SAE J3106-2019: Unified Nomenclature for Vacuum Excavation and Sewer Cleaning Equipment

In the rapidly evolving fields of vacuum excavation and sewer cleaning, clear and consistent terminology is essential for safety, maintenance, and communication across teams and manufacturers. SAE J3106-2019 addresses this need by providing a comprehensive standard that defines common terms, classifications, and performance metrics for equipment used in these applications. Whether you are designing, operating, or specifying such systems, this standard offers a shared language that reduces confusion and improves efficiency.

Why a Unified Standard Matters for Engineers and Operators

Before SAE J3106, the vacuum excavation and sewer cleaning industry lacked a common reference for its key terms. This often led to miscommunication in technical documents, service manuals, and procurement specifications. The standard now provides a definitive source for terms like hydro excavation, air excavation, debris body, cyclone separator, and many more. By adopting this nomenclature, engineers can ensure that their designs are understood cross‑functionally and that operators receive consistent training.

Additionally, the standard includes process definitions such as jetting, lancing, and pneumatic conveying, which clarifies the scope of each operation. This is particularly important when specifying equipment for tasks like utility potholing or sewer cleaning, where the wrong term could lead to misinterpretation of capabilities.

Key Performance Metrics Defined in the Standard

SAE J3106 introduces critical performance terms that allow engineers to specify and compare equipment accurately. The table below summarizes the most important metrics.

Term	Description	Typical Measurement
Actual Delivered Air Flow (ADAF)	Measured, sustainable air flow capability of a component or system as installed, normalized to standard atmospheric conditions.	m³/min at specified kPa
Actual Delivered Water Flow (ADWF)	Measured, sustainable water flow capability of a component or system as installed.	L/min at specified kPa
Theoretical Delivered Air Flow (TDAF)	Calculated maximum sustainable air flow, unachievable in practice due to inefficiencies.	m³/min
Theoretical Delivered Water Flow (TDWF)	Calculated maximum sustainable water flow, similarly unachievable in practice.	L/min
Pressurized Air Flow Rate	Airflow used during excavation measured at the compressor outlet at a given pressure.	m³/min at specified kPa
Nozzle Thrust	Total net force generated by the flow and velocity of fluid from a nozzle.	N or lbf

Safety and Component Definitions for Engineering Design

Safety-critical definitions form a significant part of SAE J3106. Terms such as bonding, grounding, and dielectric strength are precisely defined to guide the design and operation of vacuum excavation equipment in environments where electrical hazards exist.

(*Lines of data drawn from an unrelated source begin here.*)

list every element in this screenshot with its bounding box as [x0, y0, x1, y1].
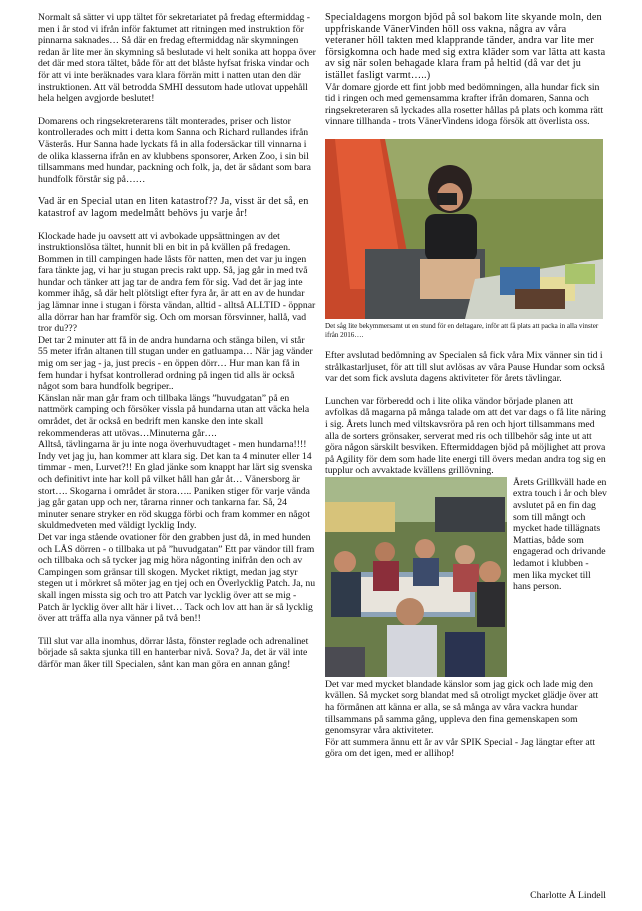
left-column	[38, 12, 316, 681]
paragraph-judging: Vår domare gjorde ett fint jobb med bedömningen, alla hundar fick sin tid i ringen och med gemensamma krafter ifrån domaren, Sanna och ringsekreteraren så lyckades alla rosetter hållas på plats och komma rätt vinnare tillhanda - trots VänerVindens idoga försök att överlista oss.	[325, 81, 604, 128]
photo-grill-evening	[325, 477, 507, 677]
paragraph-summary: För att summera ännu ett år av vår SPIK Special - Jag längtar efter att göra om det igen, med er allihop!	[325, 736, 596, 760]
paragraph-sleep: Till slut var alla inomhus, dörrar låsta, fönster reglade och adrenalinet började så sakta sjunka till en hanterbar nivå. Sova? Ja, det är väl inte därför man åker till Specialen, sånt kan man göra en annan gång!	[38, 635, 309, 670]
paragraph-tent: Normalt så sätter vi upp tältet för sekretariatet på fredag eftermiddag - men i år stod vi ifrån inför faktumet att ritningen med instruktion för pinnarna saknades… Så där en fredag eftermiddag när skymningen redan är lite mer än skymning så beslutade vi helt sonika att hoppa över det där med stora tältet, både för att det blåste hyfsat friska vindar och för att vi inte beräknades vara klara förrän mitt i natten utan den där instruktionen. Att väl betrodda SMHI dessutom hade utlovat uppehåll hela helgen avgjorde beslutet!	[38, 12, 316, 105]
paragraph-morning: Specialdagens morgon bjöd på sol bakom lite skyande moln, den uppfriskande VänerVinden höll oss vakna, några av våra veteraner höll takten med klapprande tänder, andra var lite mer försigkomna och hade med sig extra kläder som var lätta att kasta av sig när solen behagade klara fram på heltid (då var det ju istället fasligt varmt…..)	[325, 12, 606, 81]
photo-packing-prizes	[325, 139, 603, 319]
paragraph-lunch: Lunchen var förberedd och i lite olika vändor började planen att avfolkas då magarna på många talade om att det var dags o få lite näring i sig. Årets lunch med viltskavsröra på ren och hjort tillsammans med alla de sorters grönsaker, serverat med ris och tillbehör såg inte ut att göra någon särskilt besviken. Eftermiddagen bjöd på möjlighet att prova på Agility för dem som hade lite energi till övers medan andra tog sig en tupplur och avvaktade kvällens grillövning.	[325, 395, 606, 477]
lunch-block	[325, 396, 607, 679]
paragraph-search: Känslan när man går fram och tillbaka längs ”huvudgatan” på en nattmörk camping och försöker vissla på hundarna utan att väcka hela området, det är också en bedrift men kanske den inte skall rekommenderas att utövas…Minuterna går….	[38, 392, 310, 439]
paragraph-catastrophe: Vad är en Special utan en liten katastrof?? Ja, visst är det så, en katastrof av lagom medelmått behövs ju varje år!	[38, 196, 309, 219]
paragraph-arrival: Domarens och ringsekreterarens tält monterades, priser och listor kontrollerades och mitt i detta kom Sanna och Richard rullandes ifrån Västerås. Hur Sanna hade lyckats få in alla fodersäckar till vinnarna i de olika klasserna ifrån en av klubbens sponsorer, Arken Zoo, i sin bil tillsammans med hundar, packning och folk, ja, det är sådant som bara hundfolk förstår sig på……	[38, 115, 311, 185]
author-signature: Charlotte Å Lindell	[530, 890, 606, 901]
paragraph-mix: Efter avslutad bedömning av Specialen så fick våra Mix vänner sin tid i strålkastarljuset, för att till slut avlösas av våra Pause Hundar som också var det som fick avsluta dagens aktiviteter för årets tävlingar.	[325, 349, 605, 385]
right-column	[325, 12, 607, 771]
paragraph-lurvet: Alltså, tävlingarna är ju inte noga överhuvudtaget - men hundarna!!!! Indy vet jag ju, han kommer att klara sig. Det kan ta 4 minuter eller 14 timmar - men, Lurvet?!! En glad jänke som knappt har lärt sig svenska och definitivt inte har koll på vilket håll han går åt… Vänersborg är stort…. Skogarna i området är stora….. Paniken stiger för varje vända jag går gatan upp och ner, tårarna rinner och tankarna far. Så, 24 minuter senare stryker en röd skugga förbi och fram kommer en något skuldmedveten med väldigt lycklig Indy.	[38, 439, 313, 532]
paragraph-feelings: Det var med mycket blandade känslor som jag gick och lade mig den kvällen. Så mycket sorg blandat med så otroligt mycket glädje över att ha förmånen att känna er alla, se så många av våra vackra hundar tillsammans på samma gång, uppleva den fina gemenskapen som genomsyrar våra aktiviteter.	[325, 678, 599, 737]
paragraph-patch: Det var inga stående ovationer för den grabben just då, in med hunden och LÅS dörren - o tillbaka ut på ”huvudgatan” Ett par vändor till fram och tillbaka och så tycker jag mig höra någonting inifrån den och av Campingen som gränsar till skogen. Mycket riktigt, medan jag styr stegen ut i mörkret så möter jag en tjej och en Överlycklig Patch. Ja, nu skall ingen missta sig och tro att Patch var lycklig över att se mig - Patch är lycklig över allt här i livet… Tack och lov att han är så lycklig över att träffa alla nya vänner på två ben!!	[38, 531, 316, 625]
photo-caption: Det såg lite bekymmersamt ut en stund för en deltagare, inför att få plats att packa in alla vinster ifrån 2016….	[325, 321, 599, 339]
paragraph-grill: Årets Grillkväll hade en extra touch i år och blev avslutet på en fin dag som till mångt och mycket hade tillägnats Mattias, både som engagerad och drivande ledamot i klubben - men lika mycket till hans person.	[513, 476, 607, 593]
paragraph-night: Klockade hade ju oavsett att vi avbokade uppsättningen av det instruktionslösa tältet, hunnit bli en bit in på kvällen på fredagen. Bommen in till campingen hade låsts för natten, men det var ju ingen fara tänkte jag, vi har ju stugan precis rakt upp. Så, jag går in med två hundar och tänker att jag tar de andra fem för sig. Vad det är jag inte kommer ihåg, så där helt plötsligt efter fyra år, är att en av de hundar jag lämnar inne i stugan i första vändan, alltid - alltså ALLTID - öppnar alla dörrar han har framför sig. Och om morsan försvinner, hallå, vad tror du???	[38, 230, 316, 335]
paragraph-open-door: Det tar 2 minuter att få in de andra hundarna och stänga bilen, vi står 55 meter ifrån altanen till stugan under en gatluampa… När jag vänder mig om ser jag - ja, just precis - en öppen dörr… Hur man kan få in fem hundar i hyfsat kontrollerad ordning på ingen tid alls är också något som bara hundfolk begriper..	[38, 334, 313, 393]
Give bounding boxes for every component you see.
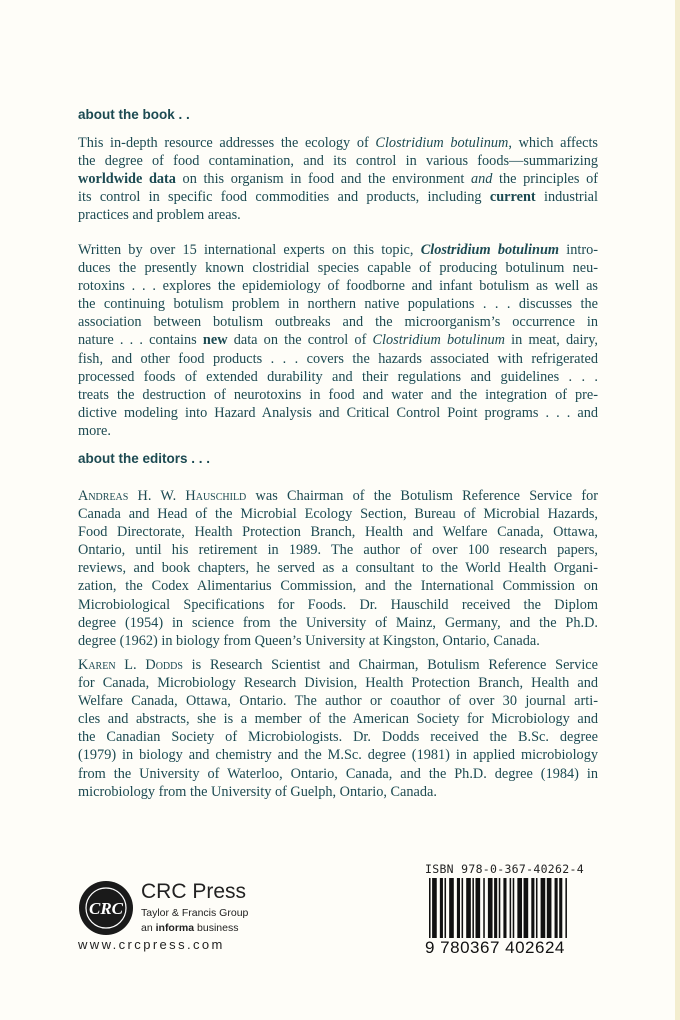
text-line: rotoxins . . . explores the epidemiology of foodborne and infant botulism as well as <box>78 278 598 295</box>
editor-bio-hauschild <box>78 487 598 650</box>
barcode-bar <box>466 878 471 938</box>
text-line: the degree of food contamination, and its control in various foods—summarizing <box>78 153 598 170</box>
publisher-name: CRC Press <box>141 880 247 903</box>
barcode-bar <box>445 878 447 938</box>
editor-bio-dodds <box>78 656 598 801</box>
text-line: treats the destruction of neurotoxins in food and water and the integration of pre- <box>78 386 598 403</box>
barcode-bars <box>429 878 615 938</box>
barcode-bar <box>476 878 481 938</box>
publisher-business: an informa business <box>141 922 239 934</box>
barcode-bar <box>457 878 460 938</box>
text-line: Andreas H. W. Hauschild was Chairman of the Botulism Reference Service for <box>78 488 598 504</box>
barcode-bar <box>513 878 515 938</box>
publisher-group: Taylor & Francis Group <box>141 907 249 919</box>
crc-logo-icon <box>78 880 134 936</box>
text-line: more. <box>78 422 111 439</box>
text-line: from the University of Waterloo, Ontario, Canada, and the Ph.D. degree (1984) in <box>78 765 598 782</box>
text-line: the Canadian Society of Microbiologists. Dr. Dodds received the B.Sc. degree <box>78 729 598 746</box>
barcode-bar <box>547 878 552 938</box>
barcode-bar <box>503 878 506 938</box>
text-line: zation, the Codex Alimentarius Commission, and the International Commission on <box>78 578 598 595</box>
barcode-bar <box>517 878 522 938</box>
text-line: degree (1962) in biology from Queen’s University at Kingston, Ontario, Canada. <box>78 632 540 649</box>
barcode-number: 9 780367 402624 <box>425 938 565 957</box>
barcode-bar <box>565 878 567 938</box>
text-line: duces the presently known clostridial species capable of producing botulinum neu- <box>78 260 598 277</box>
crc-logo-text: CRC <box>88 899 124 918</box>
barcode-bar <box>499 878 501 938</box>
text-line: Ontario, until his retirement in 1989. The author of over 100 research papers, <box>78 542 598 559</box>
text-line: Microbiological Specifications for Foods. Dr. Hauschild received the Diplom <box>78 596 598 613</box>
barcode-bar <box>524 878 529 938</box>
text-line: association between botulism outbreaks and the microorganism’s occurrence in <box>78 314 598 331</box>
text-line: This in-depth resource addresses the ecology of Clostridium botulinum, which affects <box>78 135 598 151</box>
text-line: reviews, and book chapters, he served as a consultant to the World Health Organi- <box>78 560 598 577</box>
page-edge <box>675 0 680 1020</box>
text-line: Written by over 15 international experts on this topic, Clostridium botulinum intro- <box>78 242 598 258</box>
isbn-barcode <box>425 860 617 960</box>
text-line: degree (1954) in science from the University of Mainz, Germany, and the Ph.D. <box>78 614 598 631</box>
about-editors-heading: about the editors . . . <box>78 451 211 466</box>
barcode-bar <box>449 878 454 938</box>
barcode-bar <box>462 878 464 938</box>
text-line: dictive modeling into Hazard Analysis and Critical Control Point programs . . . and <box>78 404 598 421</box>
text-line: worldwide data on this organism in food and the environment and the principles of <box>78 171 598 188</box>
publisher-block <box>78 880 278 960</box>
about-book-heading: about the book . . <box>78 107 190 122</box>
isbn-label: ISBN 978-0-367-40262-4 <box>425 862 584 876</box>
barcode-bar <box>488 878 493 938</box>
text-line: Canada and Head of the Microbial Ecology Section, Bureau of Microbial Hazards, <box>78 506 598 523</box>
barcode-bar <box>494 878 497 938</box>
barcode-bar <box>541 878 546 938</box>
barcode-bar <box>483 878 485 938</box>
text-line: the continuing botulism problem in northern native populations . . . discusses the <box>78 296 598 313</box>
text-line: Welfare Canada, Ottawa, Ontario. The author or coauthor of over 30 journal arti- <box>78 693 598 710</box>
barcode-bar <box>432 878 437 938</box>
about-book-paragraph-2 <box>78 241 598 440</box>
text-line: fish, and other food products . . . covers the hazards associated with refrigerated <box>78 350 598 367</box>
barcode-bar <box>555 878 558 938</box>
text-line: (1979) in biology and chemistry and the M.Sc. degree (1981) in applied microbiology <box>78 747 598 764</box>
text-line: Food Directorate, Health Protection Branch, Health and Welfare Canada, Ottawa, <box>78 524 598 541</box>
barcode-bar <box>472 878 474 938</box>
text-line: processed foods of extended durability and their regulations and guidelines . . . <box>78 368 598 385</box>
editor-name: Karen L. Dodds <box>78 657 183 673</box>
barcode-bar <box>429 878 431 938</box>
barcode-bar <box>559 878 562 938</box>
text-line: cles and abstracts, she is a member of the American Society for Microbiology and <box>78 711 598 728</box>
text-line: Karen L. Dodds is Research Scientist and Chairman, Botulism Reference Service <box>78 657 598 673</box>
text-line: nature . . . contains new data on the control of Clostridium botulinum in meat, dairy, <box>78 332 598 349</box>
barcode-bar <box>536 878 538 938</box>
barcode-bar <box>531 878 534 938</box>
text-line: microbiology from the University of Guelph, Ontario, Canada. <box>78 783 437 800</box>
barcode-bar <box>440 878 443 938</box>
text-line: practices and problem areas. <box>78 207 241 224</box>
publisher-website: www.crcpress.com <box>78 937 225 952</box>
text-line: for Canada, Microbiology Research Division, Health Protection Branch, Health and <box>78 675 598 692</box>
editor-name: Andreas H. W. Hauschild <box>78 488 247 504</box>
text-line: its control in specific food commodities and products, including current industrial <box>78 189 598 206</box>
barcode-bar <box>510 878 512 938</box>
about-book-paragraph-1 <box>78 134 598 224</box>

For example, the dig tube (vacuum tube) must have an inlet end made of electrically insulated material to protect the operator. The standard also defines combustible dust and automatic vacuum relief valves, which are essential for preventing explosions or implosions in pneumatic systems.

Other key component definitions include the debris body (its gross capacity and maximum tilt angle), cyclone separator (which separates material by centrifugal force without a filter element), and frangible disk (a non‑serviceable pressure relief device). Understanding these definitions helps engineers design systems that are safe, maintainable, and clearly documented.

Frequently Asked Questions

1. What is the difference between hydro excavation and air excavation under SAE J3106?
   Hydro excavation uses high‑pressure water to loosen soil, while air excavation uses high‑velocity airflow. Both rely on a vacuum system to remove and capture the spoils. The standard provides separate definitions for hydro excavation, air excavation, and the respective tools (water lance, air lance).
2. How should ADAF be measured in practice?
   ADAF should be measured as the sustainable air flow capability of the installed system, normalized to standard atmospheric conditions, and reported at a specific pressure (e.g., m³/min at y kPa). The standard emphasizes that the measurement must be taken on the actual installation, not just the component alone.
3. What is a flowable fill, and when is it used?
   Flowable fill (also called controlled low strength material, CLSM) is a mixture of soil, cementitious materials, and water applied as a slurry backfill that does not require compaction. It is typically used to restore excavated areas in utility work.
4. Why is dielectric strength specified for vacuum excavation components?
   Components such as dig tubes must provide electrical insulation to protect operators from shock when working near buried utilities. The dielectric strength defines the material’s ability to withstand voltage without conducting, which is critical for safety in live environments.